9.1. Ritiene questa Corte che il motivo è inammissibile.

Infatti, per quanto riguarda la censura che la corte di merito ha ritenuto non indicata nell'indice la documentazione relativa all'utilizzo, contrariamente al vero, in quanto esistevano ben due indici, va osservato che detta censura si risolve in una doglianza di travisamento del fatto.

In proposito va rilevato che il travisamento del fatto non può costituire motivo di ricorso per cassazione, poiché, risolvendosi in un'inesatta percezione da parte del giudice di circostanze presupposte come sicura base del suo ragionamento, in contrasto con quanto risulta dagli atti del processo, costituisce un errore denunciabile con il mezzo della revocazione ex art. 395, n. 4, c.p.c..(Cass. 15.5.1997, n. 4310; Cass. 2.5.1996, n. 4018).

9.2. Per quanto attiene alla censura relativa alla ritenuta mancanza della "fatturazione degli interessi" (ma il discorso vale anche per la dichiarazione di utilizzo suddetto, costituendo un ulteriore motivo di inammissibilità), essa è in ogni caso irrilevante, in quanto la sentenza impugnata ha ritenuto che fossero tre le "condizioni" che rendevano esigibile l'erogazione del contributo da parte della Fime, ed in particolare che fossero stati pagati i ratei scaduti. Poiché il mancato pagamento di detti ratei non è contestato da parte della ricorrente (ed anzi è il presupposto di quanto sostenuto nel primo motivo di ricorso), l'accoglimento della predetta censura non produrrebbe alcun effetto, con la conseguenza che la ricorrente è carente di interesse processuale in relazione al predetto motivo.

10. Con il quarto motivo di ricorso la ricorrente lamenta la violazione e falsa applicazione degli artt. 112 c.p.c., 324 c.p.c. e 2909 c.c., in relazione all'art. 360 n. 3 e 5 c.p.c..
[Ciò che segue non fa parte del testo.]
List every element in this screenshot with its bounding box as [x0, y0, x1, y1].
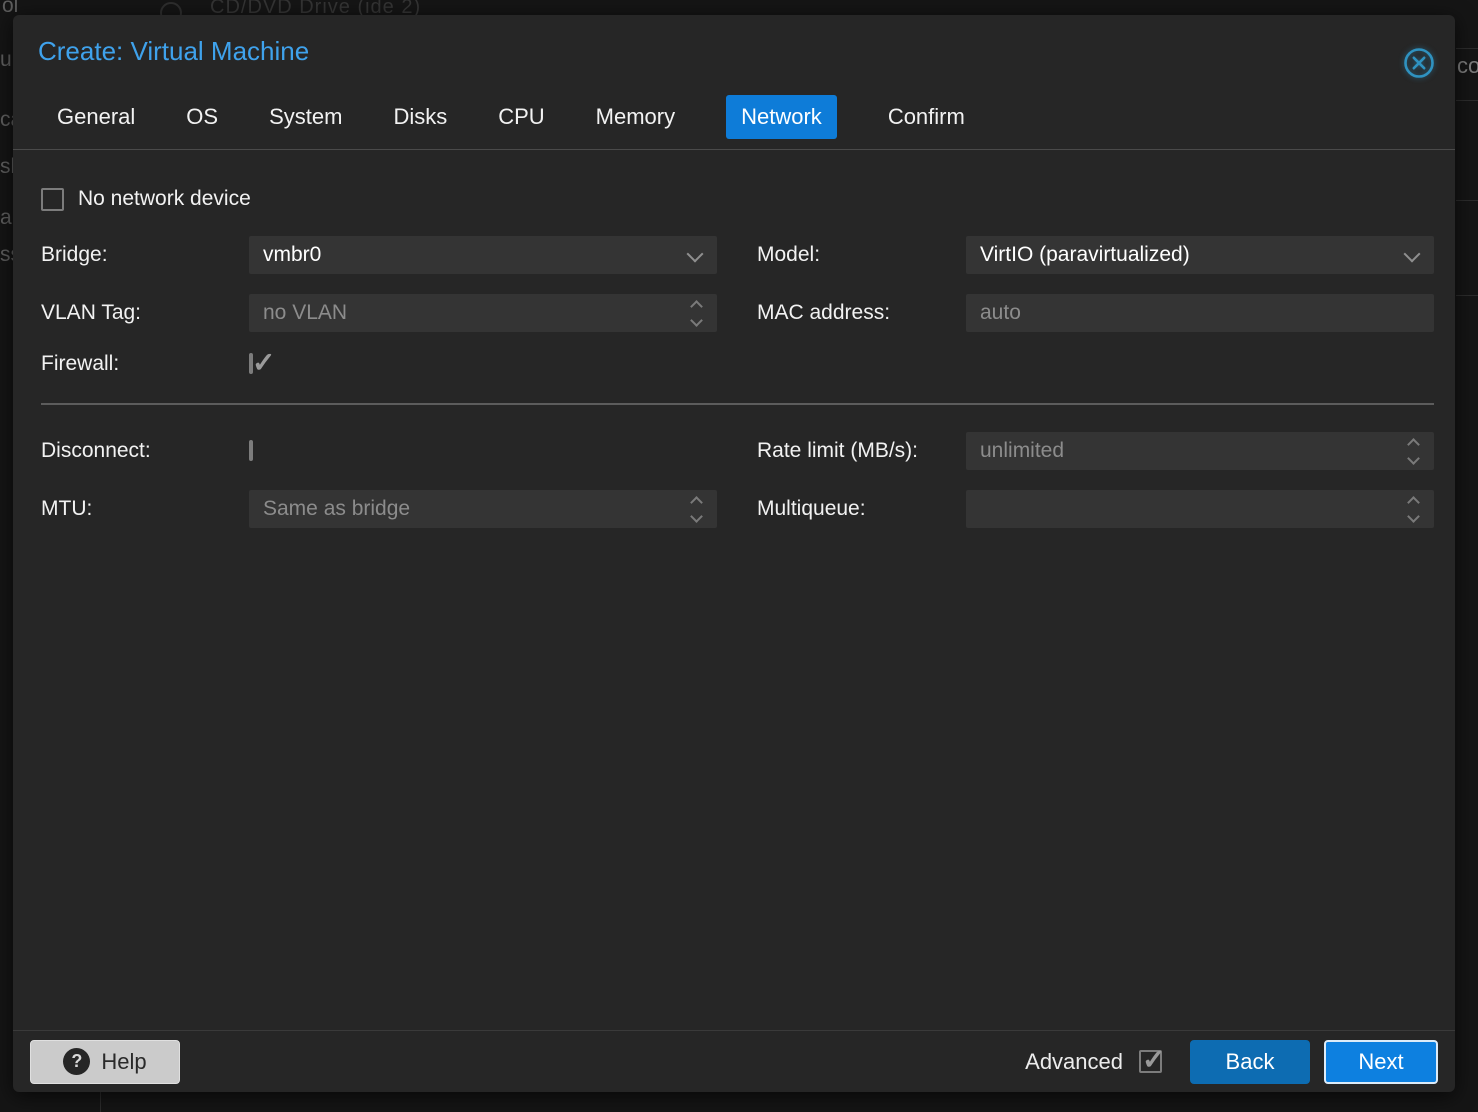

Assume la ricorrente che la sentenza di primo grado aveva accertato che il "suddetto contributo è stato già versato dal Ministero alla Fime"; che, quindi, sul punto della riscossione del contributo da parte della Fime, nessuna delle parti ha interposto appello; che la Corte di appello, violando il giudicato formatosi, ha ritenuto che il contributo in questione era stato solo versato ma non riscosso dalla Fime. Secondo la ricorrente non è possibile versare a taluno una somma, senza che questo la riscuota.

11.1. Il motivo è infondato.

Infatti, ribadito che, come sopra si è detto, il versamento del contributo dall'ente erogante sul conto acceso in favore della società di leasing ai fini dell'erogazione successiva al soggetto beneficiario, non comporta che detta società debba o possa incassare la somma in proprio, ma solo che, questa provveda ad erogarla in favore del beneficiario, allorché ne ricorrano le condizioni previste dalla legge e dal decreto ministeriale di concessione, nessun giudicato sulla riscossione della somma da parte della Fime si era formato in primo grado, essendosi questa limitata a dire che il contributo le era stato versato.

11.2. In ogni caso, essendo stato accolta l'eccezione della Fime di inesigibilità dell'erogazione del contributo, e risultando la stessa sul punto vittoriosa, la Fime non aveva l'onere di proporre impugnazione avverso la sentenza di primo grado, ove anche questa avesse ritenuto che il contributo era stato da lei riscosso, essendo sufficiente, a norma dell'art. 346 c.p.c., che riproponesse, come ha fatto, in appello l'eccezione di non aver riscosso detto contributo.

Il ricorso va pertanto, rigettato.

L'appellante va condannata al pagamento delle spese processuali sostenute dalla resistente in questo giudizio di legittimità, liquidate come in dispositivo.

P.Q.M.

Rigetta il ricorso.

Condanna la ricorrente al pagamento delle spese sostenute dalla resistente per questo giudizio di legittimità, liquidate in L. 220.000, oltre L. tremilioni per onorario di avvocato.